Du haut de ses 40 centimètres, le Guillemot de Troïl, Uria aalge, est le plus grand des trois alcidés se reproduisant en Bretagne. En été, la tête et le dessus du corps sont brun chocolat, paraissant noir à distance, et le dessous est blanc. Son bec noir est long, fin et pointu. En hiver, les joues, la gorge et le menton deviennent blancs. Certains individus arborent en été un cercle orbital blanc prolongé d'une virgule blanche en arrière de l'œil.
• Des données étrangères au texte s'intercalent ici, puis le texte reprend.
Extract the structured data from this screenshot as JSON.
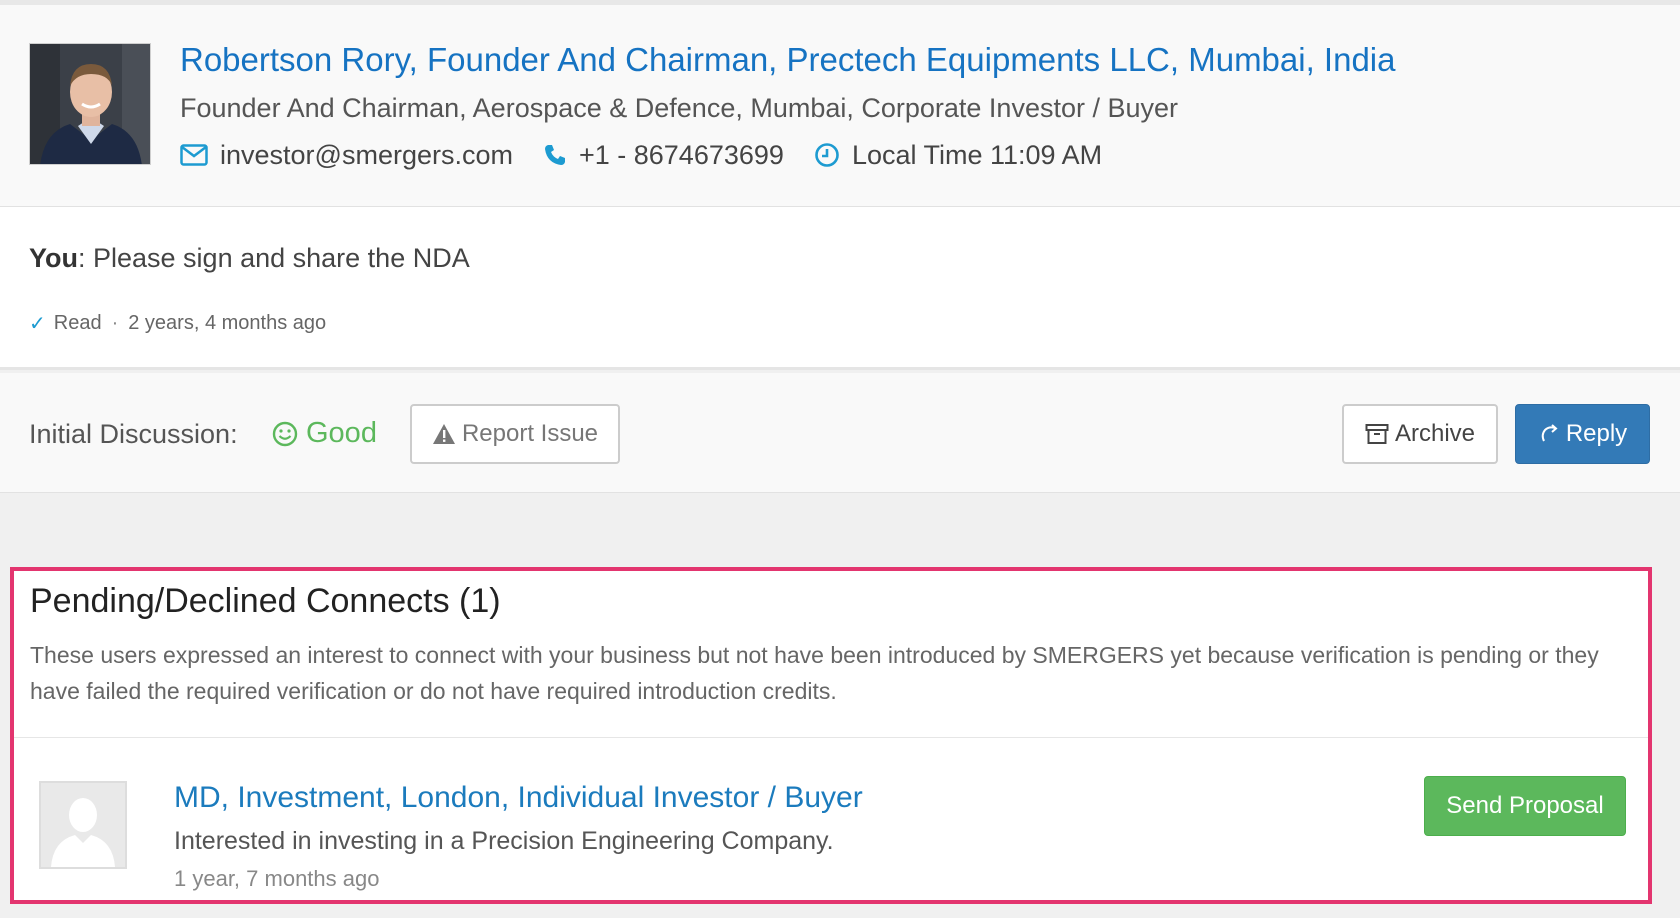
{
  "profile": {
    "title": "Robertson Rory, Founder And Chairman, Prectech Equipments LLC, Mumbai, India",
    "subtitle": "Founder And Chairman, Aerospace & Defence, Mumbai, Corporate Investor / Buyer",
    "email": "investor@smergers.com",
    "phone": "+1 - 8674673699",
    "local_time": "Local Time 11:09 AM"
  },
  "message": {
    "sender": "You",
    "text": ": Please sign and share the NDA",
    "status": "Read",
    "separator": "·",
    "time_ago": "2 years, 4 months ago"
  },
  "actions": {
    "discussion_label": "Initial Discussion:",
    "discussion_value": "Good",
    "report_label": "Report Issue",
    "archive_label": "Archive",
    "reply_label": "Reply"
  },
  "pending": {
    "title": "Pending/Declined Connects (1)",
    "description": "These users expressed an interest to connect with your business but not have been introduced by SMERGERS yet because verification is pending or they have failed the required verification or do not have required introduction credits.",
    "items": [
      {
        "name": "MD, Investment, London, Individual Investor / Buyer",
        "interest": "Interested in investing in a Precision Engineering Company.",
        "time_ago": "1 year, 7 months ago",
        "action_label": "Send Proposal"
      }
    ]
  },
  "colors": {
    "link_blue": "#1673c2",
    "good_green": "#5cb85c",
    "reply_blue": "#337ab7",
    "highlight_border": "#e3356f"
  },
  "icons": [
    "envelope-icon",
    "phone-icon",
    "clock-icon",
    "smile-icon",
    "warning-icon",
    "archive-icon",
    "reply-icon",
    "check-icon",
    "user-placeholder-icon"
  ]
}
Ils appartiennent à la forme dite « bridée » de l'espèce. Quelques rares individus de ce type se reproduisent dans les colonies bretonnes.
Les premiers retours sur les sites de reproduction s'observent dès octobre - novembre et l'assiduité des oiseaux s'accroît progressivement jusqu'au début de la période de ponte. L'espèce occupe des corniches de falaises maritimes. L'œuf unique est pondu à même la roche, sans la moindre ébauche de nid, entre le début avril et la mi-juin, et l'incubation dure quatre à cinq semaines. Vers trois semaines, le jeune ne pèse encore que le quart du poids de ses parents et il est dans l'incapacité de voler, la croissance de ses ailes n'étant pas terminée. C'est pourtant à cet âge qu'il va s'élancer dans le vide, et rejoindre ses parents sur l'eau. Seul le père semble assurer l'élevage du jeune en mer pendant deux à trois mois avant sa totale indépendance. La femelle, quant à elle, revient régulièrement sur la corniche pendant trois semaines avant de repartir aussi en mer.
En période internuptiale, la dispersion des alcidés est très complexe avec, selon les colonies d'origine, des mouvements orientés plutôt vers le sud ou plutôt vers le nord. Comme ceux des colonies de la mer Celtique, les guillemots bretons tendent probablement à se déplacer vers le sud. Les guillemots adultes restent généralement à proximité des colonies. Les plus jeunes individus, par contre, s'éloignent davantage, jusqu'en Méditerranée pour certains originaires des colonies de mer d'Irlande et de la Manche. L'espèce ne fréquente que rarement la très haute mer, au-delà du plateau continental. En outre, la baie du Mont-Saint-Michel apparaît comme une zone importante pour le stationnement de l'espèce en juillet (rassemblements d'adultes accompagnés de jeunes, probablement originaires du cap Fréhel et de Cézembre, voire des îles anglo-normandes).
L'alimentation du guillemot est quasi totalement constituée de poissons (lançons, sprats, harengs). Les proies sont capturées en plongée, le guillemot s'aidant de ses ailes pour se propulser et de ses pattes comme gouvernail. L'espèce est capable de descendre au-delà de 100 mètres. Les zones de pêche ne sont généralement distantes que de quelques dizaines de kilomètres des colonies.